- Born: Martha Sonntag Bradley June 18, 1951 (age 74) Salt Lake City, Utah, U.S.
- Occupation: Professor at the University of Utah
- Spouse: Robert Neldon Evans (m. 2002; his death 2013)
- Children: 6

= Martha Sonntag Bradley-Evans =

American writer and professor

Martha Sonntag Bradley-Evans (born June 18, 1951) is an American academic who is a professor in the College of Architecture and Planning at the University of Utah. She was the president of the Mormon History Association. Bradley-Evans is also the author of several books, and is known for her history of Mormon feminism.

==Early life==
Martha Sonntag Bradley was born in Salt Lake City, Utah, on June 18, 1951. She had three brothers. Bradley-Evans is a member of the Church of Jesus Christ of Latter-day Saints (LDS Church).

==Career==
Bradley-Evans was the president of the Mormon History Association. Bradley-Evans was also the co-editor of Dialogue: A Journal of Mormon Thought. The journal encouraged members of the LDS Church to freely express their opinions and promoted discussion of various topics.

Bradley-Evans taught at Brigham Young University (BYU) in the history department, where she was awarded a teaching excellence award. She resigned from BYU in July 1993.

Bradley-Evans began teaching at the University of Utah in 1994, where she has spent most of her career. She was awarded the Distinguished Teaching Award, the Bennion Center Service Learning Professorship, the University Professorship, the Sweet Candy Distinguished Honors Professor Award and the Student's Choice Award among other honors for her teaching. She was appointed the dean of the honors college at the University of Utah in 2002 and served in that position until 2011. She became the associate vice president of academic affairs and the dean of undergraduate studies in 2011.
In 2020, the University of Utah awarded Bradley with the Rosenblatt Prize, the highest honor given to a faculty member.

==Personal life==
Bradley-Evans has six children.
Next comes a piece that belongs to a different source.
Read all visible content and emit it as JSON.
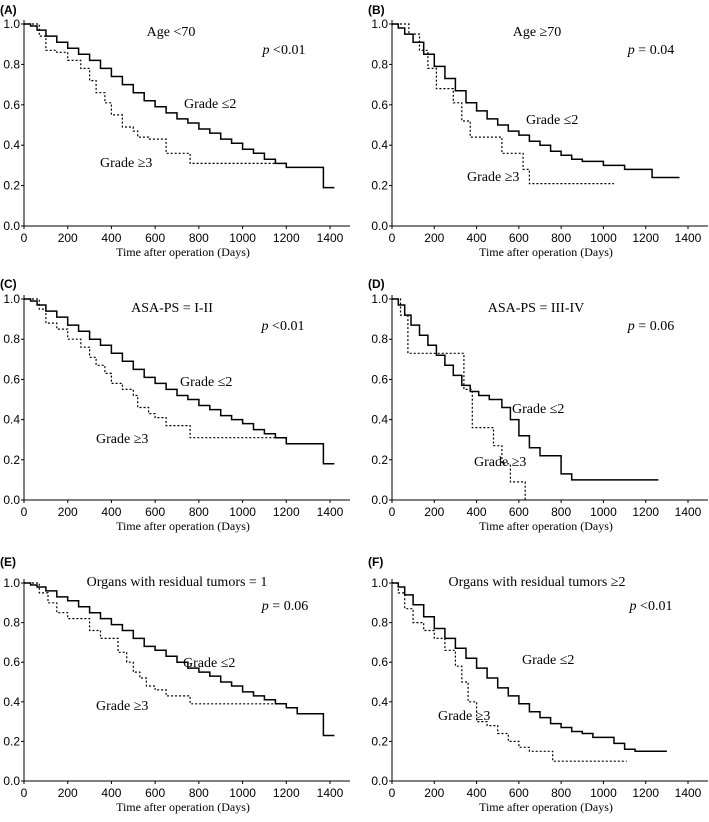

She married Robert Evans in 2002; he died in 2013.

==Bibliography==
- "The Church and Colonel Sanders": Mormon Standard Plan Architecture (1981)
- ZCMI: America's First Department Store (1991)
- Sandy City: The First 100 Years (1993)
- Kidnapped From That Land: The Government Raids on the Short Creek Polygamists (1993)
- A History of Beaver County (1999)
- A History of Kane County (1999)
- 4 Zinas: A Story of Mothers and Daughters on the Mormon Frontier (2000)
- Pedestals and Podiums: Utah Women, Religious Authority, and Equal Rights (2005)
- Salt Lake City: Yesterday and Today (2010)
- Plural Wife: The Life Story of Mabel Finlayson Allred (2012)
- Glorious in Persecution: Joseph Smith, American Prophet, 1839-1844 (2016)
- An Architectural Travel Guide to Utah, 2020

==Awards and accomplishments==
Bradley-Evans received the Teaching Excellence Award from both BYU and the Distinguished Teaching Award from the University of Utah.

She was appointed chair of the Utah Heritage Foundation in 2006. That same year, was also made the vice chair of the Utah State Board of History. Bradley-Evans received the Honorary AIA from Utah's American Institute of Architects in 2009. Bradley-Evans received the Outstanding Achievement Award from the YWCA in 2013 and was made a Fellow of the Utah State Historical Society in 2013. She was also awarded the Mormon History Association's highest honor in 2013, the Leonard J. Arrington Award. The Communal Studies Association gave Bradley-Evans the Distinguished Scholar Award in 2017.